Another way of interpreting the card, as Vitali and several others have done, is in relation to the goddess Diana, one of the virginal goddesses of the Greco-Roman pantheon, particularly associated with deer, usually as the object of her hunt. Occasionally they were shown with her not as an object to be killed but as an animal tamed by her, as in Lucas Cranach the Elder's various "Apollo and Diana" paintings, of which one, in the Royal Collections Trust, is at left (connection made by Marco Ponzi at http://forum.tarothistory.com/viewtopic.php?p=14176#p14176).
In that case the card could suggest Diana lying back on the deer, the animal being a visual reminder of the effect of the water poured on her sex. Vitali develops this interpretation in relation to the renewal of her virginity at the time of the Anados, her annual appearance at the spring where Acteon saw her, in his myth. I do not know, however, whether this myth was known this early in the Renaissance, as the style seems to be on of those practiced during the lifetime of Alessandro Sforza (1409-1473).
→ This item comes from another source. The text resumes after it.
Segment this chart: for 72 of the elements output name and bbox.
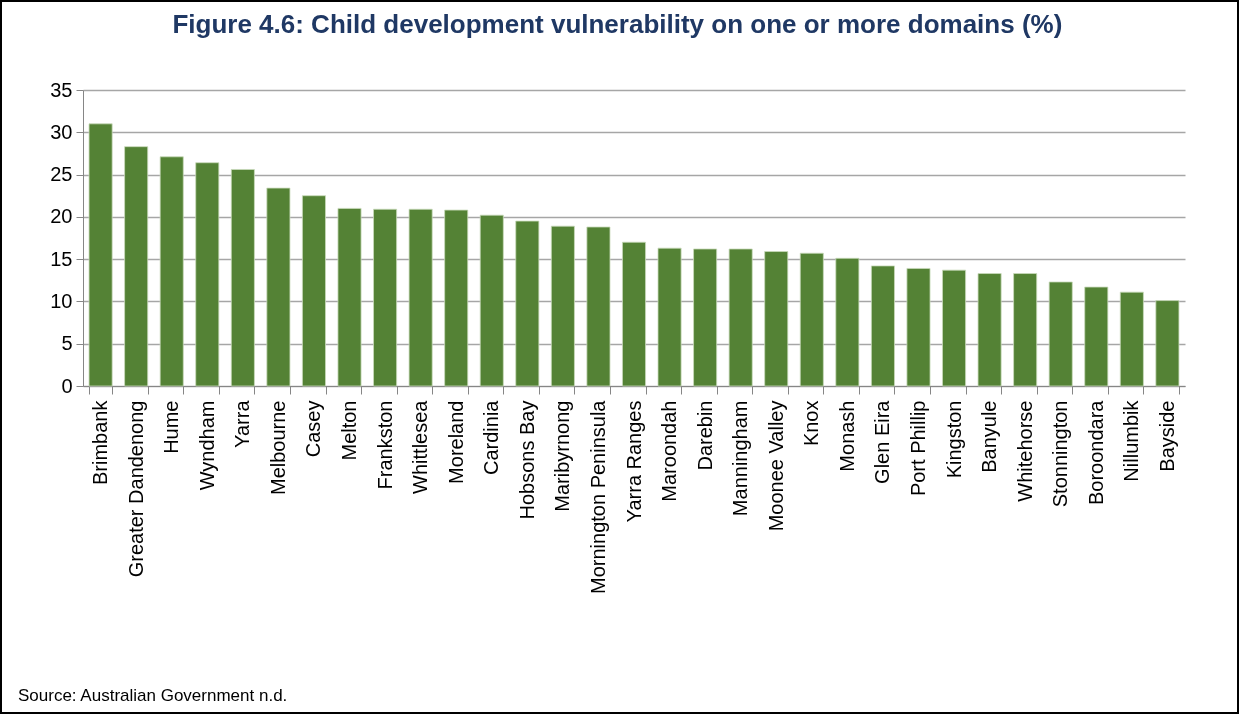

Moreover, the deer of the Anados, as the metamorphosis of the hunter Actaeon, is not tamed, as on the card, but killed, by his own dogs. However it is not inappropriate as an additional allusion, the tamed deer of Diana, sitting on it in the manner of Phyllis and Aristotle.
We now have a fairly complete interpretation of the Catania Temperance card: the dampening of the sexual appetite, carried, supplanted, and supported by a longing for God. In Platonic terms (the Symposium), it is the transmutation of vulgar love into celestial love, Aphrodite Pandemos into Aphrodite Uranos, Common Venus into Celestial Venus.
This interpretation, it seems to me, is especially suitable for a Temperance card that either immediately precedes or follows the Death card, as it seems to relate particularly to old age and other times in life where death is is especially threatening, and so the soul just before or after death; in the latter case, not only are the bodily appetites extinguished, but the body itself.